Pour déjeuner, nous nous arrêtons sur le petit parking au SalgjerhØj, où se situe le point culminant de Mors, sur un tumulus datant de l’âge du bronze, d’une altitude de 89 m – on ne rigole pas ! – et d’où la vue à 360° porte sur la majeure partie de l’île. Un pic … arrondi surmonté d’une pierre.
Notre guide annonce qu’il est possible de voir les 24 clochers sur les 32 que compte l’île. Nous n’en voyons pas un seul … Mais peut-être fait-il trop « grisailloux » ce jour-là ? La vue s’étend quand même jusqu’au continent.
Côté terre des collines douces où paissent les vaches.
Et toujours des buissons de rosa rugosa et en plus ici du chèvrefeuille.

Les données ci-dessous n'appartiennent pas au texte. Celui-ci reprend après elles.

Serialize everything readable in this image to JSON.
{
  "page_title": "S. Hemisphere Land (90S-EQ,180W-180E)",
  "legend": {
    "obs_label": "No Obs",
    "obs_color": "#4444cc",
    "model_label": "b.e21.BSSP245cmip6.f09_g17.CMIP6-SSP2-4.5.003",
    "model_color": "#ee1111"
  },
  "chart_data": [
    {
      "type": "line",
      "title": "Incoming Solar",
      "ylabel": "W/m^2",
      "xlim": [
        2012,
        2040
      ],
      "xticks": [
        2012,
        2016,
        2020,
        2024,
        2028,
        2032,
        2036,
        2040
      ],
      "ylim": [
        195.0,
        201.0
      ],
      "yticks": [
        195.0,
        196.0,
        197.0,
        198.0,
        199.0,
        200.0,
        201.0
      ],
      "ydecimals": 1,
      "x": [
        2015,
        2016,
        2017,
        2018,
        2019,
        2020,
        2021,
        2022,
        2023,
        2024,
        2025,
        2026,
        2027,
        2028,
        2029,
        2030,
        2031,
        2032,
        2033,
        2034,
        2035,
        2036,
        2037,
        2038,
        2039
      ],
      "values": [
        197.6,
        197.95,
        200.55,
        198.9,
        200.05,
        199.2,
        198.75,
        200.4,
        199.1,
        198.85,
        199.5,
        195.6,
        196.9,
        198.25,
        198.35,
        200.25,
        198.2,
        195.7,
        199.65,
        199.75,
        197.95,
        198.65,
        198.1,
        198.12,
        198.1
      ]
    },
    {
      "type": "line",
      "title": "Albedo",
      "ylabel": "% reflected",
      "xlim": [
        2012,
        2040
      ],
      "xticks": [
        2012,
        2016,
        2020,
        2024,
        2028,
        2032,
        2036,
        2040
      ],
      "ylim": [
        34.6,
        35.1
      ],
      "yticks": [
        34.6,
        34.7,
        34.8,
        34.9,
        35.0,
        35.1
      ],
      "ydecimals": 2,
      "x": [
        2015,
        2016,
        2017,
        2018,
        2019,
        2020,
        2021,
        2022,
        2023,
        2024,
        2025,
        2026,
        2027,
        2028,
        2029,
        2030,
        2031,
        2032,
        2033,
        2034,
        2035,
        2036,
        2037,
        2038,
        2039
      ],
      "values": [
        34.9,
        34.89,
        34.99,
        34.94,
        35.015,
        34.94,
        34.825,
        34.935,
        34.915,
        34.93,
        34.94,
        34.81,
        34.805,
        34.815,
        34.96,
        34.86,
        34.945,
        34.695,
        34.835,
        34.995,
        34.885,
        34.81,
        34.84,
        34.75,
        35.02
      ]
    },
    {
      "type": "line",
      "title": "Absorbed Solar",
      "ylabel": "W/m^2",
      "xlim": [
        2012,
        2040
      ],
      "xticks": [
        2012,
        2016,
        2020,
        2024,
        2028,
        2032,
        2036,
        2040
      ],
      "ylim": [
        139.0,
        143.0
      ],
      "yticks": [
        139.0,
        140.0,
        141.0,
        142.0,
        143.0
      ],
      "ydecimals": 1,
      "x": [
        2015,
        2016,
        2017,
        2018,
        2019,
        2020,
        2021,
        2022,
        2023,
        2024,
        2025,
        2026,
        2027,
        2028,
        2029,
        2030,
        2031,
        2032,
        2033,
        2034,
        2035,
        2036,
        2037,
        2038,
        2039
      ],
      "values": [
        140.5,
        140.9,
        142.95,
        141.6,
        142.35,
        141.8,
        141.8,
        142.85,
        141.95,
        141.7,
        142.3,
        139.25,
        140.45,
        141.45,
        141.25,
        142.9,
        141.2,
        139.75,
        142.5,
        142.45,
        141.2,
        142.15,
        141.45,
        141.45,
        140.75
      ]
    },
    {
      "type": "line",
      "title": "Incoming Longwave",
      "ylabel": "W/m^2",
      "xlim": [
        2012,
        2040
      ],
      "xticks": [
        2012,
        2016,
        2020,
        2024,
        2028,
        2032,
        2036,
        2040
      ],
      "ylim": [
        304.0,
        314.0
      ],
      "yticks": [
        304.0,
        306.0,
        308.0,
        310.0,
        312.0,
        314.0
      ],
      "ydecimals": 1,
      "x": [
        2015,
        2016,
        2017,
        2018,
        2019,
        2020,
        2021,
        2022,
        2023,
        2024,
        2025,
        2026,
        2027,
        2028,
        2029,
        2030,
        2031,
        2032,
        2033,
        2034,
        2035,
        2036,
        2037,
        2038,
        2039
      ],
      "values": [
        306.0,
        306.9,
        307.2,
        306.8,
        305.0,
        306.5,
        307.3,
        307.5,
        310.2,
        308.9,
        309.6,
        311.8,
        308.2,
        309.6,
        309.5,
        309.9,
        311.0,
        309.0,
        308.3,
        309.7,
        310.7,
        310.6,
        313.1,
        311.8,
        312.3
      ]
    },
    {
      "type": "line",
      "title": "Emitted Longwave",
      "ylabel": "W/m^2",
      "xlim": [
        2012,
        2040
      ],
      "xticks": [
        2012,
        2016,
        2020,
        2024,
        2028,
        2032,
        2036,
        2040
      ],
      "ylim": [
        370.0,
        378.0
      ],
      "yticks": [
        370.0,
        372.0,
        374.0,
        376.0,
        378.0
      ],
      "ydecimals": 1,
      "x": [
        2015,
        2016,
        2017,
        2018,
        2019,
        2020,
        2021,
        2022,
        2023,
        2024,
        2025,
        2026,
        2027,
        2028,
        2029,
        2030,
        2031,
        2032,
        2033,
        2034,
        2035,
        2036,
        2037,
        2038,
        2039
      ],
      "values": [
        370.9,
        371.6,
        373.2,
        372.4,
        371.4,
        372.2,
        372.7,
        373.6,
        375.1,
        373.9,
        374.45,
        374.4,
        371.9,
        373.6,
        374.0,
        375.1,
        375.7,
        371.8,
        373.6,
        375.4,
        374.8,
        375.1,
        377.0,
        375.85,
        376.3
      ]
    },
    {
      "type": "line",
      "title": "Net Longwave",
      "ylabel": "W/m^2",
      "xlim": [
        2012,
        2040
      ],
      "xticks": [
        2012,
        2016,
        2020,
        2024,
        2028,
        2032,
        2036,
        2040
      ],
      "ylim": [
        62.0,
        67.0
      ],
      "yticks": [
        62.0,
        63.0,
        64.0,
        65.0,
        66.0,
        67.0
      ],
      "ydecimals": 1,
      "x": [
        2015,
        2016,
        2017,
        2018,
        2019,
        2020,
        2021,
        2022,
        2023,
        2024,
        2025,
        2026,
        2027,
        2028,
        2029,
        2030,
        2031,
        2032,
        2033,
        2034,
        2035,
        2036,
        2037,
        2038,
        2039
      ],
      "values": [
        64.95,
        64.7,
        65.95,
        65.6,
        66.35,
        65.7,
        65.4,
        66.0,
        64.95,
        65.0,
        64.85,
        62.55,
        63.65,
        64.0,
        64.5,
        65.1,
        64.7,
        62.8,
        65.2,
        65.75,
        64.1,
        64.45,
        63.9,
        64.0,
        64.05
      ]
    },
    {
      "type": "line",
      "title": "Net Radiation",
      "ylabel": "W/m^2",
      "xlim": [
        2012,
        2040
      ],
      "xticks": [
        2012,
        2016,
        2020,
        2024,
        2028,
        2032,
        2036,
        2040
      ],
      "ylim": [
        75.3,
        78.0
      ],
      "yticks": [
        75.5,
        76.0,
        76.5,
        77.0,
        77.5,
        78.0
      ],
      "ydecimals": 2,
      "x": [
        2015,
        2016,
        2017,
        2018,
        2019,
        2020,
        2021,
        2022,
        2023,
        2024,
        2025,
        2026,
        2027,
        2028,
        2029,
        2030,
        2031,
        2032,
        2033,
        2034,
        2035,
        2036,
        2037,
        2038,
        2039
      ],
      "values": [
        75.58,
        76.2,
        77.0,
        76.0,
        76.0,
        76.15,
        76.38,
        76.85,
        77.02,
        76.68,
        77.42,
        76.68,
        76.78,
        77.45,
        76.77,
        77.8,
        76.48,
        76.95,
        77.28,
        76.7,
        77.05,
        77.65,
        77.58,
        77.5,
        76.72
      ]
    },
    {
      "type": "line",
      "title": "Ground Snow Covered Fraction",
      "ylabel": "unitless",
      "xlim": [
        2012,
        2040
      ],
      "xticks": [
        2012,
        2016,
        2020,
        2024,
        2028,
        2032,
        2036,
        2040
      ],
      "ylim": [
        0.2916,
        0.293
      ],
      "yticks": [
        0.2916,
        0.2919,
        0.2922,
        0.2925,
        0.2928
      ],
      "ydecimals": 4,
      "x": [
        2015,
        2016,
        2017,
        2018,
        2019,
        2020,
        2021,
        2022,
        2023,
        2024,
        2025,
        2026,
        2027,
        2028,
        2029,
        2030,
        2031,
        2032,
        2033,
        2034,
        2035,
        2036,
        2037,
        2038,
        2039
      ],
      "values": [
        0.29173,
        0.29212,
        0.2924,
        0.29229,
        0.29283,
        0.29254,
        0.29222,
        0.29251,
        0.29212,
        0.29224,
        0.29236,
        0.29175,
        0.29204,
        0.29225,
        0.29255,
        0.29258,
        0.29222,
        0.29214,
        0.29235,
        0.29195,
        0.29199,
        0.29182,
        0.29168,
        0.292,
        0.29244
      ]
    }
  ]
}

L’étape suivante nous mène à la falaise de Feggeklit, endroit où Hamlet aurait tué son oncle et son beau-père. Elle semble comme posée au bord de la digue qui mène au ferry.
Pas de possibilités de parking mais il y a si peu de circulation que nous nous arrêtons à plusieurs reprises sur la route pour prendre des photos.
La falaise, abrupte côté fjord,ondule côté terre, comme façonnée par le vent. Les arbres qui la couronnent épousent la pente.
Par la route 581, nous rejoignons Nykøbing, principale ville de l’île. La moitié des îliens y résident. Pas de problème de stationnement et nous arrivons rapidement dans la rue principale. Ici aussi, c’est le grand déballage.
La ville n’est pas aussi propre que toutes celles vues précédemment. Premier tag …
A l’OT, située sur le port, l’hôtesse ne parle qu’anglais. Je récupère néanmoins un plan de la ville. Une affiche propose une demi-journée dans le fjord et sur l’ile de LivØ à la rencontre des phoques. Ma photo d’hier n’est donc pas un mirage !
Pourtant situé sur la célèbre route des marguerites, la ville n’a pas grand charme. L’imposante église en briques rouges est quelconque.
Le cloître de Dueholm édifié en 1371, a été détruit à la réforme. Seul le moulin à eau a été restauré et transformé en musée historique.
Nous revenons au camping-car bien fatigués. Nykøbing ne sera pas notre meilleur souvenir du Danemark !
Le camping que nous choisissons à Sevel nous fait revenir sur le continent, sur la presqu’ile de Salling.
C’est le grand luxe : piscine et connexion par hotspot. Super … du moins pour internet car pour la piscine, c’est loupé ! La température du jour avoisine les 16°. Frais par rapport à dimanche où nous avions 32° !
Nous passons la soirée à surfer et j’en profite pour créer un blog concernant notre voyage. Ce sera plus simple que d’envoyer notre compte-rendu par mail. Le fonctionnement de nos boîtes aux lettres reste toujours aléatoire.